CalSTRS is expanding its low-carbon investment strategies across asset classes and pushing companies in its investment portfolio, including some of the world’s largest greenhouse gas emitters, to set net-zero emissions targets. While these actions are prudent and meaningful, to make them even more effective we also need the weight of policy behind them, providing more certainty for its members’ retirement security.

Looking forward, the Biden-Harris administration will provide new impetus for action to mitigate climate change at the regulatory level. In the meantime, however, U.S. investors should not waste another minute. Leading on climate and looking to members’ interests in the decade ahead will require more than waiting for the political process. Momentum and action can and must run in parallel across the private and public sectors. Being out in front on the coming climate opportunities, while hedging against now undeniable climate risks and impacts, will carry its own reward. There is plenty of incentive to turn optimism into action in the year and decade ahead.

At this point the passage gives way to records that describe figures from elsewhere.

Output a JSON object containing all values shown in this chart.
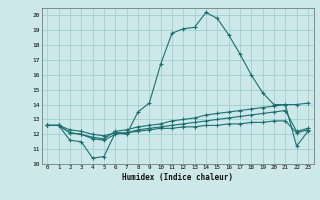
{
  "title": "",
  "xlabel": "Humidex (Indice chaleur)",
  "bg_color": "#cce8e8",
  "grid_color": "#99cccc",
  "line_color": "#1a7070",
  "xlim": [
    -0.5,
    23.5
  ],
  "ylim": [
    10,
    20.5
  ],
  "yticks": [
    10,
    11,
    12,
    13,
    14,
    15,
    16,
    17,
    18,
    19,
    20
  ],
  "xticks": [
    0,
    1,
    2,
    3,
    4,
    5,
    6,
    7,
    8,
    9,
    10,
    11,
    12,
    13,
    14,
    15,
    16,
    17,
    18,
    19,
    20,
    21,
    22,
    23
  ],
  "series1_x": [
    0,
    1,
    2,
    3,
    4,
    5,
    6,
    7,
    8,
    9,
    10,
    11,
    12,
    13,
    14,
    15,
    16,
    17,
    18,
    19,
    20,
    21,
    22,
    23
  ],
  "series1_y": [
    12.6,
    12.6,
    11.6,
    11.5,
    10.4,
    10.5,
    12.1,
    12.0,
    13.5,
    14.1,
    16.7,
    18.8,
    19.1,
    19.2,
    20.2,
    19.8,
    18.7,
    17.4,
    16.0,
    14.8,
    14.0,
    14.0,
    11.2,
    12.2
  ],
  "series2_x": [
    0,
    1,
    2,
    3,
    4,
    5,
    6,
    7,
    8,
    9,
    10,
    11,
    12,
    13,
    14,
    15,
    16,
    17,
    18,
    19,
    20,
    21,
    22,
    23
  ],
  "series2_y": [
    12.6,
    12.6,
    12.1,
    12.0,
    11.8,
    11.7,
    12.2,
    12.3,
    12.5,
    12.6,
    12.7,
    12.9,
    13.0,
    13.1,
    13.3,
    13.4,
    13.5,
    13.6,
    13.7,
    13.8,
    13.9,
    14.0,
    14.0,
    14.1
  ],
  "series3_x": [
    0,
    1,
    2,
    3,
    4,
    5,
    6,
    7,
    8,
    9,
    10,
    11,
    12,
    13,
    14,
    15,
    16,
    17,
    18,
    19,
    20,
    21,
    22,
    23
  ],
  "series3_y": [
    12.6,
    12.6,
    12.1,
    12.0,
    11.7,
    11.6,
    12.0,
    12.1,
    12.3,
    12.4,
    12.5,
    12.6,
    12.7,
    12.8,
    12.9,
    13.0,
    13.1,
    13.2,
    13.3,
    13.4,
    13.5,
    13.6,
    12.2,
    12.4
  ],
  "series4_x": [
    0,
    1,
    2,
    3,
    4,
    5,
    6,
    7,
    8,
    9,
    10,
    11,
    12,
    13,
    14,
    15,
    16,
    17,
    18,
    19,
    20,
    21,
    22,
    23
  ],
  "series4_y": [
    12.6,
    12.6,
    12.3,
    12.2,
    12.0,
    11.9,
    12.1,
    12.1,
    12.2,
    12.3,
    12.4,
    12.4,
    12.5,
    12.5,
    12.6,
    12.6,
    12.7,
    12.7,
    12.8,
    12.8,
    12.9,
    12.9,
    12.1,
    12.3
  ]
}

It is in the interest of long-term investors not just to anticipate the dislocations and value destruction that may come as a result of continued delay on decarbonization, but also to communicate the urgency, attractiveness, and profitability of ambitious climate policy to ensure stable returns far into the future.

Policymakers can rest assured that investors do not care whether such policy is packaged for political purposes as a “European Green Deal” on the road to COVID-19 recovery, a “Five-Year Plan” to implement a President’s high-level target, or a “Biden plan” that threads the needle between pragmatic realism and ambitious vision. The important thing is that policymakers start moving and moving fast.

For a growing number of leading investors, ambitious climate policy is now the name of the game.

Fiona Reynolds is the CEO of Principles for Responsible Investment. Sharon Hendricks is vice chair of CalSTRS and a PRI board member.